Closed turian closed 3 years ago
You can always access the underlying native tensor using the .raw
attribute (see the last line of the example):
# x should be a native tensor (see above)
# for example:
import torch
x = torch.tensor([1., 2., 3., 4., 5., 6.])
# Any native tensor can easily be turned into an EagerPy tensor
import eagerpy as ep
x = ep.astensor(x)
# Now we can perform any EagerPy operation
x = x.square()
# And convert the EagerPy tensor back into a native tensor
x = x.raw
# x will now again be a native tensor (e.g. a PyTorch tensor)
@jonasrauber Does that allow me to convert from tf1 tensors to pytorch tensors?
Sorry, seems I have misunderstood your question. No it doesn't. EagerPy's primary purpose is give you the ability to write code that works with PyTorch and TensorFlow, not to convert data from one to the other.
Having said that, your request is actually something I might be able to add.
@jonasrauber It seems to me that this kinda of feature, even tho it's not EagerPy's primary purpose, would give a lot of visibility to the package add attract users. I only learned about EagerPy because I was googling for an answer to my question.
True, EagerPy was born at a time when this was technically impossible. Now it should be possible, I think, I just don't have a use case for that myself right now and no one who would pay me for implementing it, so it's not really at the top of my agenda at the moment.
eagerpy seems like a great project, and after an upcoming deadline we might try porting out pytorch code to it.

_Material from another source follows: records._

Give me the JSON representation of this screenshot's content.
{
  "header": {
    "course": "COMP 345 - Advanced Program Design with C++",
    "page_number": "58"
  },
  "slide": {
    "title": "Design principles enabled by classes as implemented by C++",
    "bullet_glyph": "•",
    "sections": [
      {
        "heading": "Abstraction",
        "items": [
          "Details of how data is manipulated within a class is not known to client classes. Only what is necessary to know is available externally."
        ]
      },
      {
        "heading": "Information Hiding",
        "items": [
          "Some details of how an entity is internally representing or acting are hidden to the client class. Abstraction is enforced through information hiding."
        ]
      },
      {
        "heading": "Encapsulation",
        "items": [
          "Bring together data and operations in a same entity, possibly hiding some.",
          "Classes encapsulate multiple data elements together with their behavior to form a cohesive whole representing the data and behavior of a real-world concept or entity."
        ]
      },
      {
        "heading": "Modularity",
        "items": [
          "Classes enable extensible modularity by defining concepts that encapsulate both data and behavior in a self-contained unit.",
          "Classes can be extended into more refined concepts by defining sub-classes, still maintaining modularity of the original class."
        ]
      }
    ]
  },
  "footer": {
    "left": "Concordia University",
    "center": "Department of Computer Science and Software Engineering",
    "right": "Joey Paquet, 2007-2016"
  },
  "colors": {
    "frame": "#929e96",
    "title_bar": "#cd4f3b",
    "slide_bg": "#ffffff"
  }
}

Reading here about converting native pytorch and tf GPU tensors to eager tensors, could you please implement a ep.totensor method, creating a pytorch or tf GPU tensor?
We currently have to use a mix of pytorch and tensorflow models to evaluate our code :(
And yes, I can get them all running on the same GPU. I just want to avoid shuttling pytorch tensors to CPU so I can evaluate them in TF models.